The lake surface shifted under Fundy’s knees like the mat of a trampoline. In the distance, the city glimmered in a lovely display of severe, ecologically damaging light pollution. “Huh,” he said, and attempted to peer beneath the newly solid surface. “Do you think it sank? Also, whose power is that?”

“Nereid,” Hbomb said after a long moment, oddly hesitant. Fundy narrowed his eyes, sensing secret knowledge . Hbomb gave him a guileless look. “I think. What do you say you summon a boat and we get out of here?”

“I don’t know that I can,” Fundy said, blinking against the pressure in his skull. He wanted to lie down and sleep for days. Weeks, possibly. “That jet took a lot out of me.”

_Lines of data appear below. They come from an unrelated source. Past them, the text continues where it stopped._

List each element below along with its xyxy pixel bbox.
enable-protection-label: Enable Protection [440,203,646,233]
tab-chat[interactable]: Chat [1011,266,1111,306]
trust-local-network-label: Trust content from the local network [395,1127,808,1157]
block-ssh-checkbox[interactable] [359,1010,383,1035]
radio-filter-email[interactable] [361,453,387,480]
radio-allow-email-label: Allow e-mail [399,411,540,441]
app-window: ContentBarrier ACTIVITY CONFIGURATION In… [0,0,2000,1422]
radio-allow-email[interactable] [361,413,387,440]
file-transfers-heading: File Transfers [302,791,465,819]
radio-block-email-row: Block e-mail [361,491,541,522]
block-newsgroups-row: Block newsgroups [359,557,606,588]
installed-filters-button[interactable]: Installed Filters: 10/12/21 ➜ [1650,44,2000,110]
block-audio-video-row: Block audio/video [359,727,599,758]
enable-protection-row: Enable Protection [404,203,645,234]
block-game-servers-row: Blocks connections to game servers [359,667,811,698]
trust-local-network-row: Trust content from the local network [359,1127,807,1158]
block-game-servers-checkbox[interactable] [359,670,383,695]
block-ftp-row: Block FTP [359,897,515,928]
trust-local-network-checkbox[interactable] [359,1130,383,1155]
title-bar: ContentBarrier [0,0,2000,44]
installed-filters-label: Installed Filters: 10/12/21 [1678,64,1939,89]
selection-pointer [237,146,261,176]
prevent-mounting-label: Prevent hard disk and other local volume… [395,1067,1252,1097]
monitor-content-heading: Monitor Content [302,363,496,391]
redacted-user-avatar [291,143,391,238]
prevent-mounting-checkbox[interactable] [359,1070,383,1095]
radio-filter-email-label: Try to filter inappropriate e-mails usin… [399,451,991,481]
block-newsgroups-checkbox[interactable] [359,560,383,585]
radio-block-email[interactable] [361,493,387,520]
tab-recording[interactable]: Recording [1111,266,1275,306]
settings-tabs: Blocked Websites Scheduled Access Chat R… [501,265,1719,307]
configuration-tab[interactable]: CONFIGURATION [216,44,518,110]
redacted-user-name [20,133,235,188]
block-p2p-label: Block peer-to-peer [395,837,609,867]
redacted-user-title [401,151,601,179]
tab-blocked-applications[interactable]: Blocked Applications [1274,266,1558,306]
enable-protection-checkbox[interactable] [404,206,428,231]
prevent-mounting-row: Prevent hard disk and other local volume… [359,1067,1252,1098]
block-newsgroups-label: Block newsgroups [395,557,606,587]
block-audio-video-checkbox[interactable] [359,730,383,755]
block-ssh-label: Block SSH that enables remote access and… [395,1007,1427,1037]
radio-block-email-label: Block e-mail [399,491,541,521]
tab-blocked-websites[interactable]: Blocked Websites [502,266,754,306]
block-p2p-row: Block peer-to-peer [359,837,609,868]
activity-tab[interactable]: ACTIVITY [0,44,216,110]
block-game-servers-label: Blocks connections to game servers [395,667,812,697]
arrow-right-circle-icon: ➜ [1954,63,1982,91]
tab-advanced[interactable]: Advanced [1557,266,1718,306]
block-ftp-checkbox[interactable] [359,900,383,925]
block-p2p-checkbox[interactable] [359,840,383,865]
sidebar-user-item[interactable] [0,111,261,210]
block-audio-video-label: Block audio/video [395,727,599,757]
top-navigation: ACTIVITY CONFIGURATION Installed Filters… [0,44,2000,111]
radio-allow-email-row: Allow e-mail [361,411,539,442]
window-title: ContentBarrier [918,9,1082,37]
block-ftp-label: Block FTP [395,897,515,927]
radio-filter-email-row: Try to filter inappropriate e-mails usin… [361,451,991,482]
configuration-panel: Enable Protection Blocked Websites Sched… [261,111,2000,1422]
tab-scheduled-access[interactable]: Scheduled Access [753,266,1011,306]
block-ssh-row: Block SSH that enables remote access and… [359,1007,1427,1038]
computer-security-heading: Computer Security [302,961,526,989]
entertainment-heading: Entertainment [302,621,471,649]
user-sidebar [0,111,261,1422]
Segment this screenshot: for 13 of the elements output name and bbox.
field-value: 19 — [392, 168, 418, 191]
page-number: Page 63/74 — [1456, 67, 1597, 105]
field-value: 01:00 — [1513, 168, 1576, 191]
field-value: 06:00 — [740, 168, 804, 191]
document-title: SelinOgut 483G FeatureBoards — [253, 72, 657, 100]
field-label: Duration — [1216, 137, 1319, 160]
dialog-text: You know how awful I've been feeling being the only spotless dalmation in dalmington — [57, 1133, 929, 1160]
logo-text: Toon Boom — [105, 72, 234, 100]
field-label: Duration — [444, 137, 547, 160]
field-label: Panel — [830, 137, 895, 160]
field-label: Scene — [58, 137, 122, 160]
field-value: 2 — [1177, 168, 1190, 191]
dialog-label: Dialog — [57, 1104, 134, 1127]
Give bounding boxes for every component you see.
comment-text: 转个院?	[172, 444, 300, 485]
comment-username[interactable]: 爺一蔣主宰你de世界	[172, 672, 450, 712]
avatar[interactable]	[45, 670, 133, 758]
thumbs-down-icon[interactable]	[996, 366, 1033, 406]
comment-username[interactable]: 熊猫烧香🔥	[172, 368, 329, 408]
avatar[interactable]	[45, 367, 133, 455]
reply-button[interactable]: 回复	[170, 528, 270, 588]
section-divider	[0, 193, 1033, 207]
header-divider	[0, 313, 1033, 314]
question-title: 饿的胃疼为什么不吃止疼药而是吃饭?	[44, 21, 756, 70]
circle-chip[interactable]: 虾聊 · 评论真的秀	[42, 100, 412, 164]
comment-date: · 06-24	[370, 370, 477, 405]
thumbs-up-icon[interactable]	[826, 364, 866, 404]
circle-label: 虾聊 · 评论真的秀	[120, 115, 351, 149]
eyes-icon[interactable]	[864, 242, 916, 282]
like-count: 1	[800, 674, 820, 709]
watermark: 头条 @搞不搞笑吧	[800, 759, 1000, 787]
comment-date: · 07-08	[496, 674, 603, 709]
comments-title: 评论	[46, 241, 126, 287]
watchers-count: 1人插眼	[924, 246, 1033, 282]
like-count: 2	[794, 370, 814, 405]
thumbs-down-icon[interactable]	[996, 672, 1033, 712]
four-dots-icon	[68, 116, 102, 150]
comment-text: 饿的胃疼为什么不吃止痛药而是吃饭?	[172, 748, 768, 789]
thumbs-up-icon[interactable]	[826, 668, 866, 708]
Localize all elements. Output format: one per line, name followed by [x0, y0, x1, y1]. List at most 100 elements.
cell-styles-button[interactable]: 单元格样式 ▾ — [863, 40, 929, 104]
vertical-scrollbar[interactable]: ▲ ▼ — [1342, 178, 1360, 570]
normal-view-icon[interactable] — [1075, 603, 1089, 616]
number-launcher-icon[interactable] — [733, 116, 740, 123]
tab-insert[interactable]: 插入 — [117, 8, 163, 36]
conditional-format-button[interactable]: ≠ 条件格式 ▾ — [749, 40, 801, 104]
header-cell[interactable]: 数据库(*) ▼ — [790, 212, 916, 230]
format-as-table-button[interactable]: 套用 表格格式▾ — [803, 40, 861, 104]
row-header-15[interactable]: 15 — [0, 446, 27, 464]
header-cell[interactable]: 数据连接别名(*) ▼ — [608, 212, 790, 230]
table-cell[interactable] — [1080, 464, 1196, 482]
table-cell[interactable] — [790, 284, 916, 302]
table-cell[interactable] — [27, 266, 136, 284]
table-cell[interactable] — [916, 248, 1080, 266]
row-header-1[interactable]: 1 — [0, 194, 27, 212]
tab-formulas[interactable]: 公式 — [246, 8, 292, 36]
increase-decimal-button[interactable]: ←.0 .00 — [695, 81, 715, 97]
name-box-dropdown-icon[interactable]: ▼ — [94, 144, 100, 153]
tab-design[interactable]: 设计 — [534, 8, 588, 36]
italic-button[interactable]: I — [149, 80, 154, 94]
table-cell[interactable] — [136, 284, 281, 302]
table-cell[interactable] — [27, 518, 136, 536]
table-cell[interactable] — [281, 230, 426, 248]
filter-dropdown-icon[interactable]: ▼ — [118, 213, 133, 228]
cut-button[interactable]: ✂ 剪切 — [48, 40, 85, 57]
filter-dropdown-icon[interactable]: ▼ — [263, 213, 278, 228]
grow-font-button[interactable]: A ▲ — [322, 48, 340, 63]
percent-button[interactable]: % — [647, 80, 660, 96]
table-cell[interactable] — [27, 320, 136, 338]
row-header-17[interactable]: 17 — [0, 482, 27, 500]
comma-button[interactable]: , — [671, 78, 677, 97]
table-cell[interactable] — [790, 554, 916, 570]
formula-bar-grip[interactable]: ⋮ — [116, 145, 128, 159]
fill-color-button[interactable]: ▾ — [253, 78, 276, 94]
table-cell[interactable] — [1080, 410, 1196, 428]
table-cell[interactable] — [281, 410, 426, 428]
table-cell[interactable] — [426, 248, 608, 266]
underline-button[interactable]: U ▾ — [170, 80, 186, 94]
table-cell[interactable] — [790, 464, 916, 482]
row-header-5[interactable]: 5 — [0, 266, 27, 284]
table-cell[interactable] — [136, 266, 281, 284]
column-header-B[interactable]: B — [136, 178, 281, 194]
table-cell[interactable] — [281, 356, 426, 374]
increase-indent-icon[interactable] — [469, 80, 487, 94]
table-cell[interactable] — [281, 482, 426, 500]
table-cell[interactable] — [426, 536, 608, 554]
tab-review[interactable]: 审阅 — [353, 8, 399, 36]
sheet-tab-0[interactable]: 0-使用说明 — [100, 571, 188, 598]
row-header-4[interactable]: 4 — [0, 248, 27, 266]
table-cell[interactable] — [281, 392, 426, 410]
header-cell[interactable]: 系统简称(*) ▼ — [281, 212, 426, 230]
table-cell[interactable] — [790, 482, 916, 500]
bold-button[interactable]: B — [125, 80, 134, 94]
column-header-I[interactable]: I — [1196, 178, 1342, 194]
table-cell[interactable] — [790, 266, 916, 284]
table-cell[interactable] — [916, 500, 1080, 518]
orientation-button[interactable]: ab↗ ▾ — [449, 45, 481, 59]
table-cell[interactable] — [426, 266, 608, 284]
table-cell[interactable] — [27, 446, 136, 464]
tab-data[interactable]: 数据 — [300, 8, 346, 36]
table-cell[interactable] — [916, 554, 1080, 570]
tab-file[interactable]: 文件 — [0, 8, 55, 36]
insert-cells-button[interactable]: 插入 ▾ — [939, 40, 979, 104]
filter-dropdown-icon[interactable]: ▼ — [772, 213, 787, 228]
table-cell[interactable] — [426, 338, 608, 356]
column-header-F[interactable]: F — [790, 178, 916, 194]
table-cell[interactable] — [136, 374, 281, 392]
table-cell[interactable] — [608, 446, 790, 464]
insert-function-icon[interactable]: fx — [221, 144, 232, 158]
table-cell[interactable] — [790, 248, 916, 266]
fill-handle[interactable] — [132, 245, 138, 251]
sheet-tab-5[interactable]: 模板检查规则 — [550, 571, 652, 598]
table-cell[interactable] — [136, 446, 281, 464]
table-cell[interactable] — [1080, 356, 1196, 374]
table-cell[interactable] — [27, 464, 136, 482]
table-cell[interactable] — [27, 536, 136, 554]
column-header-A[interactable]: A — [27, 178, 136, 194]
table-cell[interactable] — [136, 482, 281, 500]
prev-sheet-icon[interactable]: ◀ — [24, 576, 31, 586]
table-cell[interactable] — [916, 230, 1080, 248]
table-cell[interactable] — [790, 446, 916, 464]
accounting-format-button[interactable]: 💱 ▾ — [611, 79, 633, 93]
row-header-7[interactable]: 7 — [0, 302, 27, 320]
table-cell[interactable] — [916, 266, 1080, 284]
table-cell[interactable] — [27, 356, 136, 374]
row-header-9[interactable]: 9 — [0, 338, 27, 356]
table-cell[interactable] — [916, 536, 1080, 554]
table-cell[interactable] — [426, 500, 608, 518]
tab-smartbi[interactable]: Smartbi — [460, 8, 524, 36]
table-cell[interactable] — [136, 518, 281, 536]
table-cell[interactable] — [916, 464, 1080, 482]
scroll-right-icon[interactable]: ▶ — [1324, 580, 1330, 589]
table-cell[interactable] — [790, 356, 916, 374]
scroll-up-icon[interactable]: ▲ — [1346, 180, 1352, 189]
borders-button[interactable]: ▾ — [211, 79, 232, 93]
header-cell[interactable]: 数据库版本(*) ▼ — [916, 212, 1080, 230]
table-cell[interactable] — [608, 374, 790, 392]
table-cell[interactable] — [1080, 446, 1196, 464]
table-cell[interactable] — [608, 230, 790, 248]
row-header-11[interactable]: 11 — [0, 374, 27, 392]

“Dang,” Hbomb said, and squinted up at the air base. An alarming plume of smoke was pumping out of one of its engines. “We should probably move, though. Are you able to walk?”

“Fuck you, what am I, a toddler?” Fundy snapped, struggling upright, and overbalanced. The water’s surface nearly bounced them both off their feet. He imagined hitting Hbomb over the head with a frozen ham, and a wrapped piece of meat fell between them and knocked them both down again with the ripples. “Oh, come on, why does that work but a boat doesn’t? Do you think it’s mass?”

“Complexity?” Hbomb suggested. “But then, organic matter is complex…” He flexed his hand, and a tube of water delivered the ham to him. “It looks edible.”

“Good, we’ll have snacks for the journey,” Fundy grumbled. “Are you okay, H? No serious symptoms that will lead to death?”

“Not unless sudden new powers count,” Hbomb said, wobbling to his feet again, “and I’m feeling good about these. I could get used to this.”

Fundy thought back to the weapons he’d called up, the sheer possibilities inherent in being able to summon any small object if you were creative enough. He took Hbomb’s offered hand and levered himself upright, stared across the lake at the city lights and distant docks. Everyone powered in the entire city could be having these problems. They would be confused, disconcerted, stupefied. Vulnerable to, say, being robbed by a guy with endless lockpicks and his friend who owed him a favor now. 

Not to mention the people he could show this off to. The future sparkled with possibilities.

 “You know what, H,” Fundy said, “I think this might be the best day of my life.”

“I’d put it in my lowest five, personally,” Hbomb mused, forming a ball of water into the shape of a hand and then a rubber duck. “ Maybe an honorable mention for cool water powers.”

“Shut up and carry the ham,” Fundy told him beatifically, and set off on the long, long walk to shore.